When to ASK: Uncertainty-Gated Language Assistance for Reinforcement Learning
AI 摘要
ASK结合小语言模型与强化学习,通过不确定性门控提升强化学习在OOD场景下的泛化能力。
主要贡献
- 提出ASK方法,提升RL在OOD场景下的泛化能力
- 利用Monte Carlo Dropout评估不确定性,选择性调用LM
- 验证了有效神经符号集成需要精细编排
方法论
ASK方法使用Monte Carlo Dropout评估不确定性,当超过阈值时,查询LM获取动作建议,否则使用RL策略。
原文摘要
Reinforcement learning (RL) agents often struggle with out-of-distribution (OOD) scenarios, leading to high uncertainty and random behavior. While language models (LMs) contain valuable world knowledge, larger ones incur high computational costs, hindering real-time use, and exhibit limitations in autonomous planning. We introduce Adaptive Safety through Knowledge (ASK), which combines smaller LMs with trained RL policies to enhance OOD generalization without retraining. ASK employs Monte Carlo Dropout to assess uncertainty and queries the LM for action suggestions only when uncertainty exceeds a set threshold.

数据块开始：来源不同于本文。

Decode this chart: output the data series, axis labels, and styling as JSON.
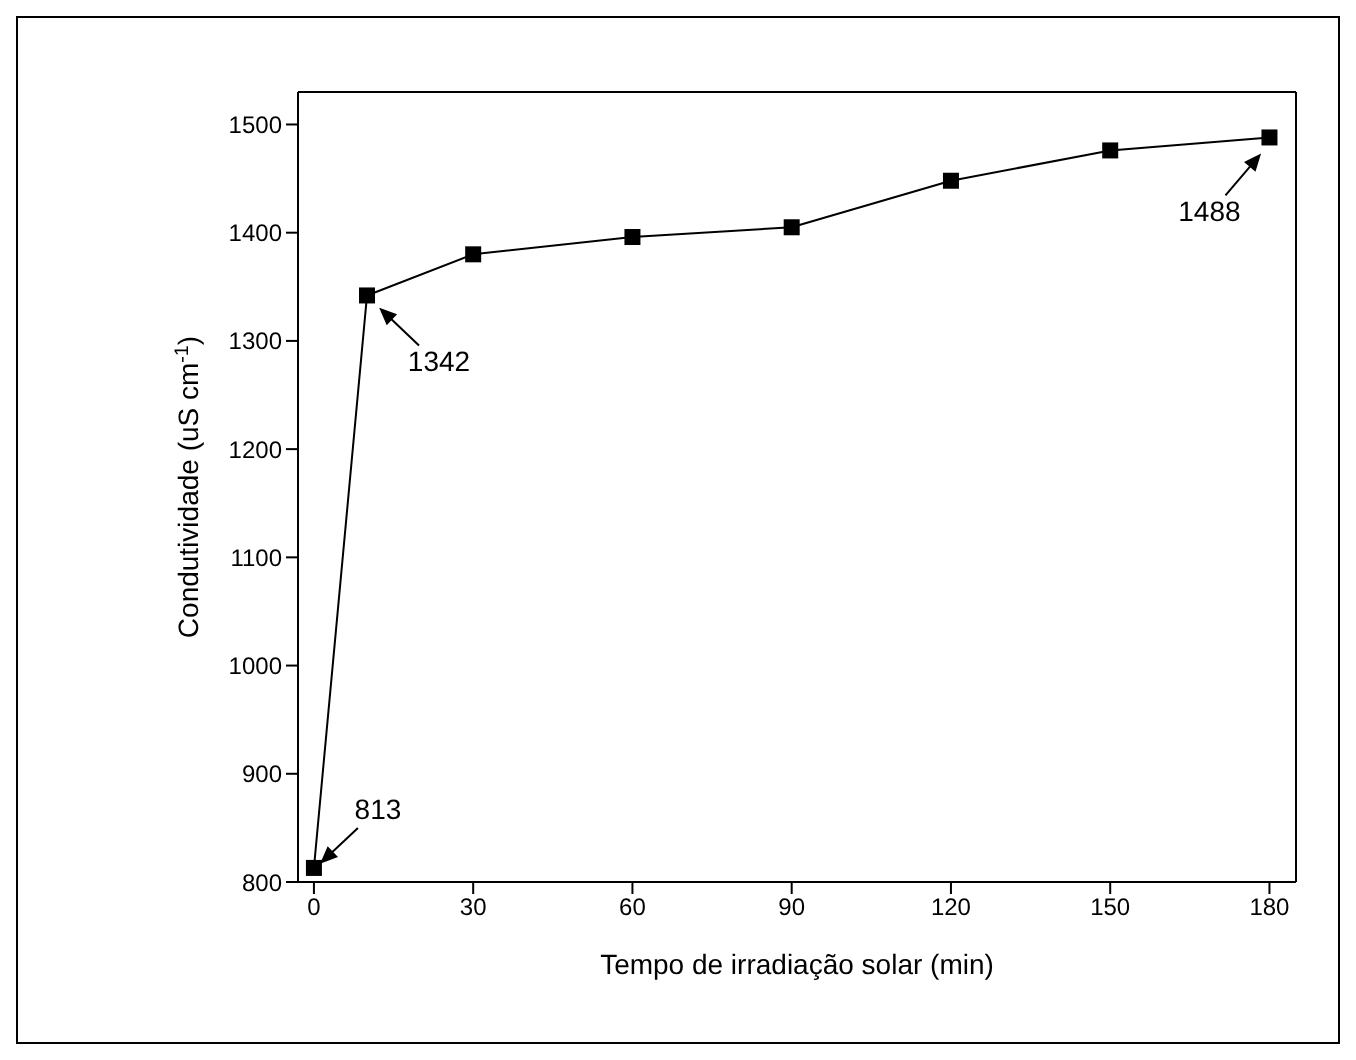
{
  "chart_data": {
    "type": "line",
    "xlabel": "Tempo de irradiação solar (min)",
    "ylabel": "Condutividade (uS cm$^{-1}$)",
    "x": [
      0,
      10,
      30,
      60,
      90,
      120,
      150,
      180
    ],
    "series": [
      {
        "color": "#000000",
        "values": [
          813,
          1342,
          1380,
          1396,
          1405,
          1448,
          1476,
          1488
        ]
      }
    ],
    "xlim": [
      -3,
      185
    ],
    "xticks": [
      0,
      30,
      60,
      90,
      120,
      150,
      180
    ],
    "ylim": [
      800,
      1530
    ],
    "yticks": [
      800,
      900,
      1000,
      1100,
      1200,
      1300,
      1400,
      1500
    ],
    "marker": "square",
    "line_style": "solid",
    "grid": false,
    "legend": false,
    "annotations": [
      {
        "text": "813",
        "x": 0,
        "y": 813
      },
      {
        "text": "1342",
        "x": 10,
        "y": 1342
      },
      {
        "text": "1488",
        "x": 180,
        "y": 1488
      }
    ]
  }
}
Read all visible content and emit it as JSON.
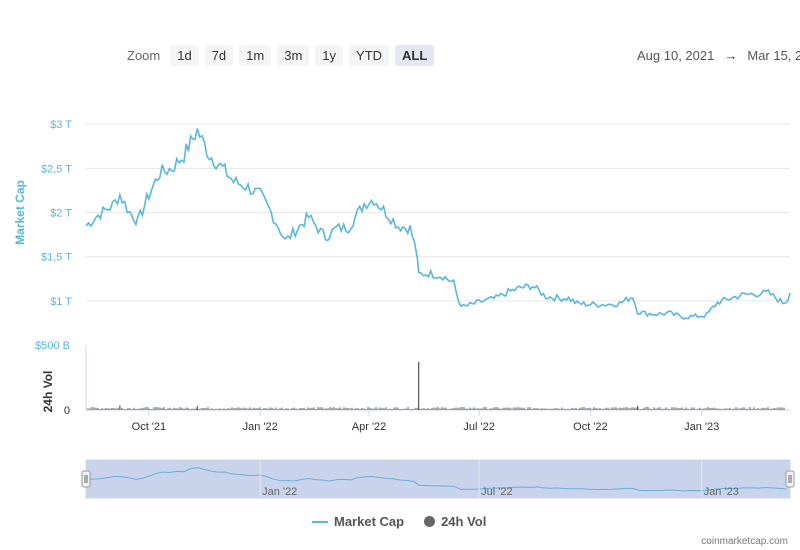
{
  "zoom": {
    "label": "Zoom",
    "buttons": [
      "1d",
      "7d",
      "1m",
      "3m",
      "1y",
      "YTD",
      "ALL"
    ],
    "active": "ALL"
  },
  "range": {
    "from": "Aug 10, 2021",
    "arrow": "→",
    "to": "Mar 15, 2"
  },
  "legend": {
    "market_cap": "Market Cap",
    "volume": "24h Vol"
  },
  "credit": "coinmarketcap.com",
  "colors": {
    "market_cap": "#5bb6db",
    "volume": "#555555",
    "navigator_fill": "#c9d3ec"
  },
  "chart_data": {
    "type": "line",
    "title": "",
    "x_ticks": [
      "Oct '21",
      "Jan '22",
      "Apr '22",
      "Jul '22",
      "Oct '22",
      "Jan '23"
    ],
    "x_tick_dates": [
      "2021-10-01",
      "2022-01-01",
      "2022-04-01",
      "2022-07-01",
      "2022-10-01",
      "2023-01-01"
    ],
    "xlim": [
      "2021-08-10",
      "2023-03-15"
    ],
    "market_cap": {
      "ylabel": "Market Cap",
      "ytick_labels": [
        "$1 T",
        "$1,5 T",
        "$2 T",
        "$2,5 T",
        "$3 T"
      ],
      "ytick_values": [
        1.0,
        1.5,
        2.0,
        2.5,
        3.0
      ],
      "unit": "trillion USD",
      "x": [
        "2021-08-10",
        "2021-08-20",
        "2021-09-01",
        "2021-09-07",
        "2021-09-15",
        "2021-09-22",
        "2021-10-01",
        "2021-10-10",
        "2021-10-20",
        "2021-10-30",
        "2021-11-10",
        "2021-11-20",
        "2021-12-01",
        "2021-12-10",
        "2021-12-20",
        "2022-01-01",
        "2022-01-10",
        "2022-01-22",
        "2022-02-01",
        "2022-02-10",
        "2022-02-24",
        "2022-03-05",
        "2022-03-15",
        "2022-03-28",
        "2022-04-05",
        "2022-04-15",
        "2022-04-25",
        "2022-05-05",
        "2022-05-10",
        "2022-05-12",
        "2022-05-20",
        "2022-06-01",
        "2022-06-10",
        "2022-06-14",
        "2022-06-18",
        "2022-06-25",
        "2022-07-05",
        "2022-07-15",
        "2022-07-25",
        "2022-08-05",
        "2022-08-14",
        "2022-08-25",
        "2022-09-05",
        "2022-09-13",
        "2022-09-20",
        "2022-10-01",
        "2022-10-15",
        "2022-10-25",
        "2022-11-05",
        "2022-11-09",
        "2022-11-15",
        "2022-11-25",
        "2022-12-05",
        "2022-12-15",
        "2022-12-25",
        "2023-01-05",
        "2023-01-14",
        "2023-01-25",
        "2023-02-05",
        "2023-02-15",
        "2023-02-25",
        "2023-03-09",
        "2023-03-12",
        "2023-03-15"
      ],
      "y": [
        1.85,
        1.97,
        2.08,
        2.2,
        2.0,
        1.9,
        2.2,
        2.45,
        2.5,
        2.65,
        2.93,
        2.65,
        2.5,
        2.35,
        2.3,
        2.2,
        2.0,
        1.68,
        1.82,
        1.95,
        1.72,
        1.82,
        1.83,
        2.1,
        2.15,
        2.0,
        1.85,
        1.82,
        1.57,
        1.3,
        1.31,
        1.28,
        1.2,
        1.0,
        0.93,
        0.96,
        1.0,
        1.03,
        1.1,
        1.15,
        1.17,
        1.05,
        1.03,
        1.03,
        0.97,
        0.96,
        0.96,
        0.97,
        1.05,
        0.88,
        0.86,
        0.85,
        0.86,
        0.82,
        0.82,
        0.84,
        0.98,
        1.03,
        1.07,
        1.08,
        1.09,
        0.98,
        1.0,
        1.09
      ]
    },
    "volume": {
      "ylabel": "24h Vol",
      "ytick_labels": [
        "0",
        "$500 B"
      ],
      "ytick_values": [
        0,
        500
      ],
      "unit": "billion USD",
      "spikes": [
        {
          "date": "2022-05-12",
          "value": 370
        },
        {
          "date": "2021-09-07",
          "value": 35
        },
        {
          "date": "2021-11-10",
          "value": 30
        },
        {
          "date": "2022-11-09",
          "value": 30
        }
      ],
      "baseline_value": 18
    }
  }
}
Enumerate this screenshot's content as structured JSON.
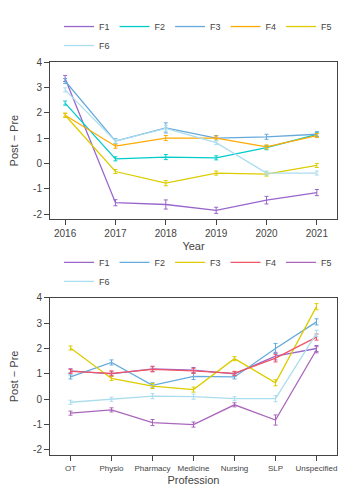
{
  "chart_data": [
    {
      "type": "line",
      "xlabel": "Year",
      "ylabel": "Post − Pre",
      "x": [
        2016,
        2017,
        2018,
        2019,
        2020,
        2021
      ],
      "xlim": [
        2015.7,
        2021.4
      ],
      "xticks": [
        2016,
        2017,
        2018,
        2019,
        2020,
        2021
      ],
      "ylim": [
        -2.2,
        4.0
      ],
      "yticks": [
        -2,
        -1,
        0,
        1,
        2,
        3,
        4
      ],
      "grid": false,
      "legend": "upper right",
      "series": [
        {
          "name": "F1",
          "color": "#9966cc",
          "values": [
            3.35,
            -1.55,
            -1.62,
            -1.85,
            -1.45,
            -1.15
          ],
          "errors": [
            0.12,
            0.12,
            0.18,
            0.12,
            0.15,
            0.12
          ]
        },
        {
          "name": "F2",
          "color": "#00cccc",
          "values": [
            2.38,
            0.18,
            0.25,
            0.22,
            0.62,
            1.15
          ],
          "errors": [
            0.08,
            0.08,
            0.1,
            0.08,
            0.08,
            0.08
          ]
        },
        {
          "name": "F3",
          "color": "#66aadd",
          "values": [
            3.25,
            0.88,
            1.4,
            1.0,
            1.05,
            1.15
          ],
          "errors": [
            0.1,
            0.1,
            0.2,
            0.1,
            0.1,
            0.1
          ]
        },
        {
          "name": "F4",
          "color": "#ffaa00",
          "values": [
            1.9,
            0.68,
            1.0,
            1.0,
            0.65,
            1.1
          ],
          "errors": [
            0.08,
            0.08,
            0.1,
            0.08,
            0.08,
            0.08
          ]
        },
        {
          "name": "F5",
          "color": "#ddcc00",
          "values": [
            1.9,
            -0.32,
            -0.78,
            -0.38,
            -0.42,
            -0.08
          ],
          "errors": [
            0.08,
            0.08,
            0.1,
            0.08,
            0.08,
            0.08
          ]
        },
        {
          "name": "F6",
          "color": "#aaddee",
          "values": [
            2.9,
            0.88,
            1.38,
            0.82,
            -0.38,
            -0.38
          ],
          "errors": [
            0.08,
            0.08,
            0.12,
            0.08,
            0.08,
            0.08
          ]
        }
      ]
    },
    {
      "type": "line",
      "xlabel": "Profession",
      "ylabel": "Post − Pre",
      "categories": [
        "OT",
        "Physio",
        "Pharmacy",
        "Medicine",
        "Nursing",
        "SLP",
        "Unspecified"
      ],
      "xlim": [
        -0.5,
        6.5
      ],
      "ylim": [
        -2.2,
        4.0
      ],
      "yticks": [
        -2,
        -1,
        0,
        1,
        2,
        3,
        4
      ],
      "grid": false,
      "legend": "upper right",
      "series": [
        {
          "name": "F1",
          "color": "#9966cc",
          "values": [
            1.12,
            1.0,
            1.2,
            1.15,
            1.0,
            1.7,
            2.0
          ],
          "errors": [
            0.08,
            0.08,
            0.1,
            0.1,
            0.08,
            0.15,
            0.12
          ]
        },
        {
          "name": "F2",
          "color": "#66aadd",
          "values": [
            0.88,
            1.45,
            0.55,
            0.9,
            0.88,
            2.0,
            3.05
          ],
          "errors": [
            0.08,
            0.1,
            0.1,
            0.12,
            0.08,
            0.2,
            0.12
          ]
        },
        {
          "name": "F3",
          "color": "#ddcc00",
          "values": [
            2.02,
            0.82,
            0.52,
            0.38,
            1.6,
            0.65,
            3.65
          ],
          "errors": [
            0.08,
            0.08,
            0.1,
            0.1,
            0.08,
            0.12,
            0.12
          ]
        },
        {
          "name": "F4",
          "color": "#ee5566",
          "values": [
            1.1,
            1.02,
            1.18,
            1.12,
            1.02,
            1.62,
            2.45
          ],
          "errors": [
            0.08,
            0.1,
            0.1,
            0.1,
            0.08,
            0.15,
            0.12
          ]
        },
        {
          "name": "F5",
          "color": "#aa66bb",
          "values": [
            -0.55,
            -0.42,
            -0.92,
            -1.0,
            -0.22,
            -0.82,
            1.95
          ],
          "errors": [
            0.08,
            0.08,
            0.12,
            0.1,
            0.08,
            0.2,
            0.12
          ]
        },
        {
          "name": "F6",
          "color": "#aaddee",
          "values": [
            -0.12,
            0.0,
            0.12,
            0.1,
            0.02,
            0.02,
            2.6
          ],
          "errors": [
            0.08,
            0.08,
            0.1,
            0.1,
            0.08,
            0.12,
            0.12
          ]
        }
      ]
    }
  ]
}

This selective use preserves the efficiency of existing policies while leveraging the language model's reasoning in uncertain situations. In experiments on the FrozenLake environment, ASK shows no improvement in-domain, but demonstrates robust navigation in transfer tasks, achieving a reward of 0.95. Our findings indicate that effective neuro-symbolic integration requires careful orchestration rather than simple combination, highlighting the need for sufficient model scale and effective hybridization mechanisms for successful OOD generalization.